To publication and beyond!  

Sunday, 13 June 2010

Best Laid Plans

Well.  That didn't work.  In my last post, I proclaimed I would plan my next short story before I began writing in the hope it would shorten the overall process.  

I am here to tell you, it doesn't work.  Not for me, anyway.  Oh well, I tried.

I dutifully plotted my latest story, Gator Joe & The Mosquito, scene by scene.  But the minute I began, a new character came out of nowhere and totally took over and the treatment went out the window.    The problem I found was that in finding ways to show - rather than tell - I introduced a character as a device, found I liked him and before I knew it a whole new strand of the story emerged.  

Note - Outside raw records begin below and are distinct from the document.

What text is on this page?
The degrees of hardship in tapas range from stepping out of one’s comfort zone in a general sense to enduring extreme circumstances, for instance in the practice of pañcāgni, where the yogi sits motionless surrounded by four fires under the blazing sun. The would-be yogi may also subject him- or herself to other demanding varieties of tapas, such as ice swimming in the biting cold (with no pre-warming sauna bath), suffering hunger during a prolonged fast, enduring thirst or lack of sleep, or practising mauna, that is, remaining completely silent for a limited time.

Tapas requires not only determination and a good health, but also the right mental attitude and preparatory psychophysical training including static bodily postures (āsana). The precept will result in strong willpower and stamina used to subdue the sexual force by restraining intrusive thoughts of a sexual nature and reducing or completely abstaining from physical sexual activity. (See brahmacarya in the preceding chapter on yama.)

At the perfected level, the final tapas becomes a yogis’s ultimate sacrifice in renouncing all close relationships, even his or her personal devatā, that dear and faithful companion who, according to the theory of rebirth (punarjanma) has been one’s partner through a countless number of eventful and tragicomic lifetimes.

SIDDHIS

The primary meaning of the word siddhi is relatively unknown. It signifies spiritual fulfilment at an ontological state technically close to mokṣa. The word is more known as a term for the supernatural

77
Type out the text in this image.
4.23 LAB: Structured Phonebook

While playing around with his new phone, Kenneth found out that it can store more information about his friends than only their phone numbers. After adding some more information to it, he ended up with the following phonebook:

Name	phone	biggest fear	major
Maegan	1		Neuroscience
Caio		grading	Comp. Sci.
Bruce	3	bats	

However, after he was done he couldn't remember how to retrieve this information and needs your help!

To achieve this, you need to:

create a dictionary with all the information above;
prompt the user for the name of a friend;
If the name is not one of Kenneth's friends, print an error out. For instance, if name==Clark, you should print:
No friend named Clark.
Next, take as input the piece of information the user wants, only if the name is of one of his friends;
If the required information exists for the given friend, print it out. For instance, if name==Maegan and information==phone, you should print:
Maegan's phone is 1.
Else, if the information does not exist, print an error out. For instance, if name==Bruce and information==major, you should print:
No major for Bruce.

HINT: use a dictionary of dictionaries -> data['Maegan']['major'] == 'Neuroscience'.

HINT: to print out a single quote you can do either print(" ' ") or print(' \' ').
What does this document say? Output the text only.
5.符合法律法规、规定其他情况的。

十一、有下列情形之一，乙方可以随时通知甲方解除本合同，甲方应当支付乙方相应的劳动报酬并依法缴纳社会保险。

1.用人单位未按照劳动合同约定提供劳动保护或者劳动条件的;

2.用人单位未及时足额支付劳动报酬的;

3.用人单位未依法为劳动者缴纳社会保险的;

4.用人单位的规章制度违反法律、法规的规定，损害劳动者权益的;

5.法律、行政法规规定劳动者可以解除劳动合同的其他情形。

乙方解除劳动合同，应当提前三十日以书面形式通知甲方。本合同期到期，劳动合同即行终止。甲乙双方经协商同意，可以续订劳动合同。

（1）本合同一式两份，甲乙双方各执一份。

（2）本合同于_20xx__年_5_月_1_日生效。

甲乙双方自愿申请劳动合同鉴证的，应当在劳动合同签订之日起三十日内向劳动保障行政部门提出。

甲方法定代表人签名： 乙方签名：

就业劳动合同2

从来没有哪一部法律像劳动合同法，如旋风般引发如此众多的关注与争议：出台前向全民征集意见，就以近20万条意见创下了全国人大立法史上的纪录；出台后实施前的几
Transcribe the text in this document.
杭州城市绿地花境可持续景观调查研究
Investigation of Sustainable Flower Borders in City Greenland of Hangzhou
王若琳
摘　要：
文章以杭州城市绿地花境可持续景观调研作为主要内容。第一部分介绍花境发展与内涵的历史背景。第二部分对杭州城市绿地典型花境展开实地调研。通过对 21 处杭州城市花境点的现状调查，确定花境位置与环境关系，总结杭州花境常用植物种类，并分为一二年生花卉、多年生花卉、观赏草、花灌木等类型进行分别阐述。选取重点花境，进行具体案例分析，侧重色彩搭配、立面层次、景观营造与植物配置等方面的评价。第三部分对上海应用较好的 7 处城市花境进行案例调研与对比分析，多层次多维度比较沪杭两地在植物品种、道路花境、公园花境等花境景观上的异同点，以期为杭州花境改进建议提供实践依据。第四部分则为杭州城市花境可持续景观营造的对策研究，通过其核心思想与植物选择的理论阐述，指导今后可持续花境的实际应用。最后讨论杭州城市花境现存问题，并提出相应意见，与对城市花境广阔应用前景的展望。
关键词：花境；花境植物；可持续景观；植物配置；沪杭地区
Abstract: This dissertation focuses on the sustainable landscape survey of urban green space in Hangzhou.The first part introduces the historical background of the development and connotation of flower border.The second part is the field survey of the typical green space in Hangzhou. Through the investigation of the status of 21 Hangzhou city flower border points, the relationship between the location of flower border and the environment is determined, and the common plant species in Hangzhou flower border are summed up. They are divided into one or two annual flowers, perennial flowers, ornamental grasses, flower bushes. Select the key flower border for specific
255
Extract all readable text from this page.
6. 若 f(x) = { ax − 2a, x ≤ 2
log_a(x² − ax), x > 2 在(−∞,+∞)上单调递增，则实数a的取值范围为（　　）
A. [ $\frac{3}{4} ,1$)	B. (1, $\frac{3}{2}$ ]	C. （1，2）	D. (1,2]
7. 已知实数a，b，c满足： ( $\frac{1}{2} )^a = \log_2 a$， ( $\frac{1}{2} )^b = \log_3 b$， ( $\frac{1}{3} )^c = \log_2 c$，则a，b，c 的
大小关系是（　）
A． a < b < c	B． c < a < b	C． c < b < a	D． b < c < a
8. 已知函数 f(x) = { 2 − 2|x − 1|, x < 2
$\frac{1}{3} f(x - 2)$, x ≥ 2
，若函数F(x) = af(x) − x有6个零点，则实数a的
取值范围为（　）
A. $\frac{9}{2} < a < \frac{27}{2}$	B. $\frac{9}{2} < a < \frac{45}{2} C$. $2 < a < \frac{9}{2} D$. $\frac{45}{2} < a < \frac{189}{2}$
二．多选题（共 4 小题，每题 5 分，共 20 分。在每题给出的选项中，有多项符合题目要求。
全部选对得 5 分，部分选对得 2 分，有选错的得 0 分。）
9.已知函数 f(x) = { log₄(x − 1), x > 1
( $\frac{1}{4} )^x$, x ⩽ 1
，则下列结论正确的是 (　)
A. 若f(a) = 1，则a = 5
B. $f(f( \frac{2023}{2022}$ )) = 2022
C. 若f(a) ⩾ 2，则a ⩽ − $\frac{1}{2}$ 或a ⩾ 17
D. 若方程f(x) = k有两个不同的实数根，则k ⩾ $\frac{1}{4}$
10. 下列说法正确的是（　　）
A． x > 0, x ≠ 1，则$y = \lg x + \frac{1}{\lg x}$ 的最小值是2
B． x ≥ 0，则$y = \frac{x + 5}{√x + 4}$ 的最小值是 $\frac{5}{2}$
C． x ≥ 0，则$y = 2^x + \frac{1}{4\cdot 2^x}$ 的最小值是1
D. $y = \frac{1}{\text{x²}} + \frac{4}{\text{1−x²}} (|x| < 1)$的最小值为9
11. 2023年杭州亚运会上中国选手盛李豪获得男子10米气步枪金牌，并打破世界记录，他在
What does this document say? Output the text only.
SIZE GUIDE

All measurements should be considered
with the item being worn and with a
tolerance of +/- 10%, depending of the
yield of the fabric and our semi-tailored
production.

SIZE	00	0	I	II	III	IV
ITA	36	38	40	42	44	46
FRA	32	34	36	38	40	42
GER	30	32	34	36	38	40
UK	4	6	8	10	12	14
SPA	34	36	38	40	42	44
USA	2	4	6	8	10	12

I realise now my plan was foolish because creativity doesn't flourish when it can't flow freely - a wild river's course is more interesting and beautiful than a system of canals.  I also realised I enjoy being taken by surprise by my writing and letting it carry me off down random tributaries - an appropriate analogy given that the new story is set in the Louisiana Bayou.  

Any avid readers will be surprised by this.  In a previous post I declared that all my writing was very British but I thought I would take a break from High Tea and crumpets.  I will report on the successes and failures of this new venture in a forthcoming post - at least that's the plan but don't hold you breath 'cos we now know how bad at planning I am.